Vaccine shortages, apathy, poor communication and hitches in the Health ministry alert system have rocked the uptake of the second dose of the Covid-19 jab.
Thousands of Kenyans who got their first dose of AstraZeneca vaccine are yet to receive the second one after major centres ran out of the vaccine last month. This has resulted in the country missing its June vaccination target.
According to latest data from the ministry, uptake of the second dose stands at 50.5 per cent, with the majority being men at 55 per cent.
Of the 1,028,121 people who received the first dose, only 518,971 had received their second jab by yesterday, missing its own target of fully inoculating at least 1.25 million people by the end of June.
So far, 98,901 health workers, 160,418 persons aged 58 years and above, 71,746 teachers, and 40,970 security officers have received the second dose. Another 146,936 people who do not fall in the priority groups have also received the second dose.
Major vaccination centres, including Kenyatta National Hospital, Mathare Hospital, Coast General Hospital and Vihiga General Hospital have experienced shortages of the second dose. The facilities cancelled some appointments as they waited for fresh supplies, which were delivered early this month.

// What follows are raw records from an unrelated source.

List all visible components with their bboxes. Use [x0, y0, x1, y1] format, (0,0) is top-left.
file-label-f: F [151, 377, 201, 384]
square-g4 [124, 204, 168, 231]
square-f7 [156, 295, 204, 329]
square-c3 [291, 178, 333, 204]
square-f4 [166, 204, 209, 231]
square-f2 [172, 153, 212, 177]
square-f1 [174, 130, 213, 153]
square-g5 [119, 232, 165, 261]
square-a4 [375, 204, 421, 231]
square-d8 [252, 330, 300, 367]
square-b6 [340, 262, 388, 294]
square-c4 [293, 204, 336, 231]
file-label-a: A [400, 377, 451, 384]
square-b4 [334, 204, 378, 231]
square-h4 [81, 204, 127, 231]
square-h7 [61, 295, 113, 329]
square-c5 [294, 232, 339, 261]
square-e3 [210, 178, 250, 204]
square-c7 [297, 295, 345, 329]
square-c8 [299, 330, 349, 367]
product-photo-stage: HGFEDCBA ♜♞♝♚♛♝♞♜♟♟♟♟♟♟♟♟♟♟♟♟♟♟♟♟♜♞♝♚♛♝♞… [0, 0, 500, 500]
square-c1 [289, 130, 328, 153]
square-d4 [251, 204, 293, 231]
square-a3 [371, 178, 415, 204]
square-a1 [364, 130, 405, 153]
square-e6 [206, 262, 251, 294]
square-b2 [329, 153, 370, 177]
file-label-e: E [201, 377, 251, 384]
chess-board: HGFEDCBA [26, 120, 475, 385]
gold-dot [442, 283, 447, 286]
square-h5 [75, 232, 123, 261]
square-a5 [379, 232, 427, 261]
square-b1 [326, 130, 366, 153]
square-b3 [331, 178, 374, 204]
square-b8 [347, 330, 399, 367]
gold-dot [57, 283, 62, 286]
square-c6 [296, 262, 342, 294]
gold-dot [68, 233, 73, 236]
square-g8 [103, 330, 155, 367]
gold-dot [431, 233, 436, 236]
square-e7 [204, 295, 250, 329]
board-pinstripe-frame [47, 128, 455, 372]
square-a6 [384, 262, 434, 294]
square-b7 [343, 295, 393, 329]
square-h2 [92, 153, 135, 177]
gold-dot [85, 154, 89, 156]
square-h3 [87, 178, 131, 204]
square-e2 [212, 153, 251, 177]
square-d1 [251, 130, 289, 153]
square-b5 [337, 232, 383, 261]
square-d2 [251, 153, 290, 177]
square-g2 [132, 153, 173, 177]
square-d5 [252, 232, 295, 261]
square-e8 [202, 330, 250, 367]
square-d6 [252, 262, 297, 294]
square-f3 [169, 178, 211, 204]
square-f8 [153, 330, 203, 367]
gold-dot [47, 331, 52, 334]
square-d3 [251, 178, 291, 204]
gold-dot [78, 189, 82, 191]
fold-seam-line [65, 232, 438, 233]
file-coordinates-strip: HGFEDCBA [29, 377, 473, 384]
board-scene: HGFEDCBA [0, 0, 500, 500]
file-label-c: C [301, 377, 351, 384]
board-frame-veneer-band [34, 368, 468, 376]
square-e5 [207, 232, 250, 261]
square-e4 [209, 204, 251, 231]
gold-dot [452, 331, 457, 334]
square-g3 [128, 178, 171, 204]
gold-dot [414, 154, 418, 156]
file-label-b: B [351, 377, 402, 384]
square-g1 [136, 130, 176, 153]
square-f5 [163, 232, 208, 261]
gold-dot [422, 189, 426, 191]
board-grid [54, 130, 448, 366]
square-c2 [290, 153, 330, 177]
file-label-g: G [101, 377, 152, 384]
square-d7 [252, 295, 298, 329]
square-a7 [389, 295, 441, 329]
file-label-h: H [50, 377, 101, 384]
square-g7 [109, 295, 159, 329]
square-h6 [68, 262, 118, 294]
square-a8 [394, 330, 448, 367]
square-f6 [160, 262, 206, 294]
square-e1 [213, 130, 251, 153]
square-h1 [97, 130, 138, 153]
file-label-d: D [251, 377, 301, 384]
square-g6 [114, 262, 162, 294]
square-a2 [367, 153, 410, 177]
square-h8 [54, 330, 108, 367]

This came as the Chanjo alert system, run by the Health ministry, was hit by hitches that saw some recipients of the first dose sent to health facilities different from their first dose centres.
The majority of the people around Nairobi were asked to visit Mbagathi Hospital where the vaccine was unavailable at the time, dashing their hopes. Some seem to have given up altogether.
“I will only take the second dose if it is brought close to my work place in the city centre. I wasted my entire day on the queue,” a security guard who missed the second jab at Mbagathi told the Nation.
He said he was not aware the vaccine was now available at KNH and other vaccination centres, pointing to poor communication by the Health ministry.
In interviews, some Kenyans said they were afraid of the second jab due to the side effects they suffered after the first dose.
“I had to stay in bed for three days after receiving the first dose, which is why I decided not to get the second dose,” said Ann Njambi.
Others who did not wish to go on record said they felt they were sufficiently protected by the first dose. But the Health ministry and experts say it is dangerous to take a single dose of a two-dose-regimen vaccine.
According to Dr Willis Akhwale, the head of the national Covid-19 vaccine deployment, a single shot triggers a weaker immune response and may leave recipients more susceptible to dangerous variants.
Kenya is currently battling the Delta variant of the virus, with counties in the western part of the country put under strict control protocols.
Dr Akhwale noted that while a single dose provides partial protection, it is not clear how long it will last.
“That is why we gave priority to those who received the first dose. We wanted to ensure they get full protection, which can only happen if they get fully vaccinated,” he said.
The slow uptake of the second dose is derailing Kenya’s quest to attain herd immunity, but the health official remains upbeat that the situation will improve soon.
“We have made good progress considering a month ago we did not have vaccines. By next week, we will have at least 70 per cent of those who received the first dose get the second dose,” he said.
But the country missed its target of fulling inoculating at least 1.25 million people in the first phase by the end of last month.
The second phase of the vaccinations will involve 9.7 million people, comprising all those above 50 years old and those above 18 years old with underlying medical conditions, running between July this year and June next year.
The third phase, to unfold concurrently with the second, will be aimed at 4.9 million people, including those living in congested areas and seen as particularly vulnerable.